模型可以被编译成功，但是在 1684X 上运行 bmrt_test 时发现 output 值不正确，结果影响了后续 pipeline

以下为 bmet_test 打印结果

(.venv) linaro@bm1684:/data/ssd/docs_check/SD-lcm-tpu/models/basic/realcartoonRealistic$ bmrt_test --bmodel unet_1684x_BF16_1_4_96_64.bmodel 
[BMRT][deal_with_options:1446] INFO:Loop num: 1
[BMRT][bmrt_test:723] WARNING:setpriority failed, cpu time might flutuate.

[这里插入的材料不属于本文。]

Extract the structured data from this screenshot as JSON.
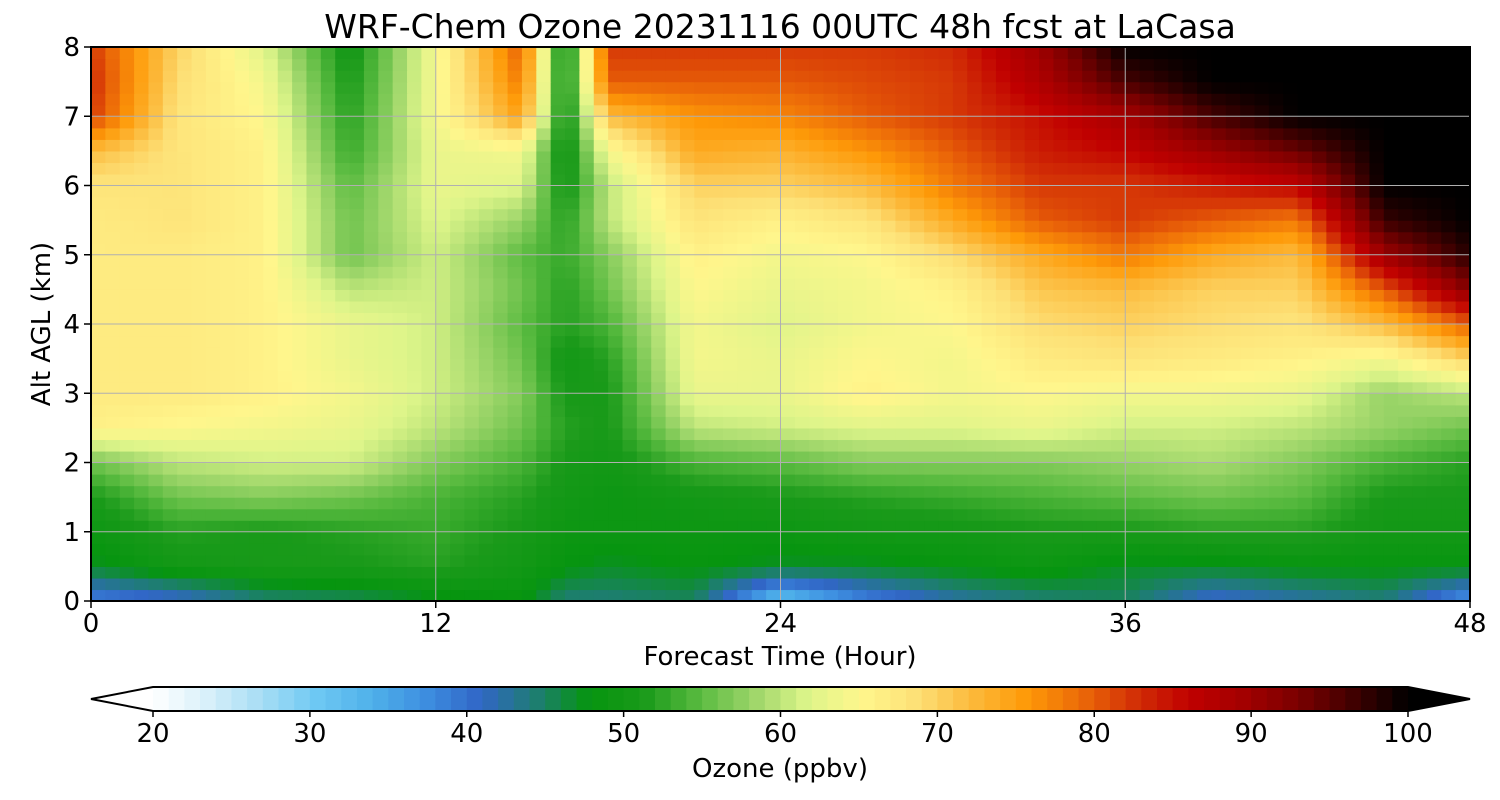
{
  "chart_data": {
    "type": "heatmap",
    "title": "WRF-Chem Ozone  20231116 00UTC 48h fcst at LaCasa",
    "xlabel": "Forecast Time (Hour)",
    "ylabel": "Alt AGL (km)",
    "xlim": [
      0,
      48
    ],
    "ylim": [
      0,
      8
    ],
    "x_ticks": [
      0,
      12,
      24,
      36,
      48
    ],
    "y_ticks": [
      0,
      1,
      2,
      3,
      4,
      5,
      6,
      7,
      8
    ],
    "grid": true,
    "x": [
      0,
      3,
      6,
      9,
      12,
      15,
      16.5,
      18,
      21,
      24,
      27,
      30,
      33,
      36,
      39,
      42,
      45,
      48
    ],
    "y": [
      0,
      0.5,
      1,
      1.5,
      2,
      2.5,
      3,
      3.5,
      4,
      4.5,
      5,
      5.5,
      6,
      6.5,
      7,
      7.5,
      8
    ],
    "z": [
      [
        38,
        40,
        44,
        45,
        47,
        48,
        44,
        44,
        45,
        31,
        38,
        42,
        44,
        45,
        40,
        42,
        44,
        36
      ],
      [
        47,
        50,
        51,
        51,
        52,
        50,
        48,
        47,
        48,
        47,
        47,
        48,
        49,
        47,
        47,
        48,
        48,
        48
      ],
      [
        49,
        52,
        51,
        52,
        53,
        51,
        49,
        49,
        49,
        49,
        50,
        50,
        51,
        51,
        52,
        52,
        50,
        50
      ],
      [
        51,
        56,
        57,
        56,
        54,
        52,
        50,
        49,
        50,
        51,
        52,
        53,
        54,
        55,
        56,
        55,
        51,
        51
      ],
      [
        56,
        60,
        61,
        61,
        57,
        54,
        51,
        50,
        54,
        55,
        57,
        57,
        57,
        58,
        59,
        57,
        54,
        52
      ],
      [
        66,
        65,
        64,
        63,
        60,
        56,
        52,
        51,
        60,
        61,
        62,
        62,
        63,
        61,
        61,
        60,
        58,
        56
      ],
      [
        67,
        67,
        66,
        64,
        61,
        57,
        51,
        51,
        63,
        63,
        66,
        64,
        65,
        64,
        64,
        63,
        58,
        60
      ],
      [
        67,
        67,
        66,
        63,
        61,
        56,
        50,
        52,
        64,
        63,
        65,
        64,
        67,
        68,
        67,
        66,
        64,
        70
      ],
      [
        67,
        67,
        66,
        63,
        61,
        55,
        52,
        54,
        64,
        62,
        64,
        65,
        69,
        70,
        69,
        68,
        72,
        80
      ],
      [
        67,
        67,
        66,
        60,
        61,
        56,
        52,
        56,
        65,
        63,
        64,
        66,
        71,
        72,
        70,
        70,
        80,
        92
      ],
      [
        67,
        67,
        66,
        56,
        61,
        55,
        53,
        57,
        66,
        64,
        65,
        69,
        74,
        78,
        74,
        72,
        90,
        98
      ],
      [
        67,
        68,
        66,
        56,
        62,
        58,
        52,
        60,
        68,
        66,
        68,
        74,
        80,
        82,
        80,
        78,
        97,
        100
      ],
      [
        68,
        68,
        66,
        55,
        63,
        62,
        50,
        60,
        70,
        70,
        72,
        78,
        82,
        82,
        84,
        86,
        100,
        100
      ],
      [
        72,
        68,
        66,
        53,
        63,
        64,
        49,
        64,
        74,
        73,
        76,
        80,
        84,
        86,
        90,
        94,
        100,
        100
      ],
      [
        82,
        68,
        65,
        52,
        64,
        75,
        49,
        72,
        76,
        77,
        80,
        82,
        85,
        89,
        96,
        100,
        100,
        100
      ],
      [
        83,
        69,
        64,
        51,
        64,
        78,
        49,
        80,
        80,
        80,
        81,
        82,
        88,
        96,
        100,
        100,
        100,
        100
      ],
      [
        82,
        70,
        62,
        50,
        64,
        80,
        48,
        82,
        82,
        82,
        82,
        83,
        90,
        100,
        100,
        100,
        100,
        100
      ]
    ],
    "colorbar": {
      "label": "Ozone  (ppbv)",
      "min": 20,
      "max": 100,
      "ticks": [
        20,
        30,
        40,
        50,
        60,
        70,
        80,
        90,
        100
      ],
      "extend": "both",
      "colors": [
        "#ffffff",
        "#d8f0fa",
        "#a6ddf4",
        "#6ec8f3",
        "#4fb1ea",
        "#3d8ee0",
        "#3166c6",
        "#1e7d73",
        "#06950f",
        "#1a9a1a",
        "#58ba3f",
        "#9cd569",
        "#def58a",
        "#fff68c",
        "#fde076",
        "#fcba3c",
        "#fe9a08",
        "#ec6a08",
        "#d22f06",
        "#c00000",
        "#a20000",
        "#7a0000",
        "#400000",
        "#000000"
      ]
    }
  }
}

[BMRT][bmcpu_setup:406] INFO:cpu_lib 'libcpuop.so' is loaded.
bmcpu init: skip cpu_user_defined
open usercpu.so, init user_cpu_init 
[BMRT][load_bmodel:1084] INFO:Loading bmodel from [unet_1684x_BF16_1_4_96_64.bmodel]. Thanks for your patience...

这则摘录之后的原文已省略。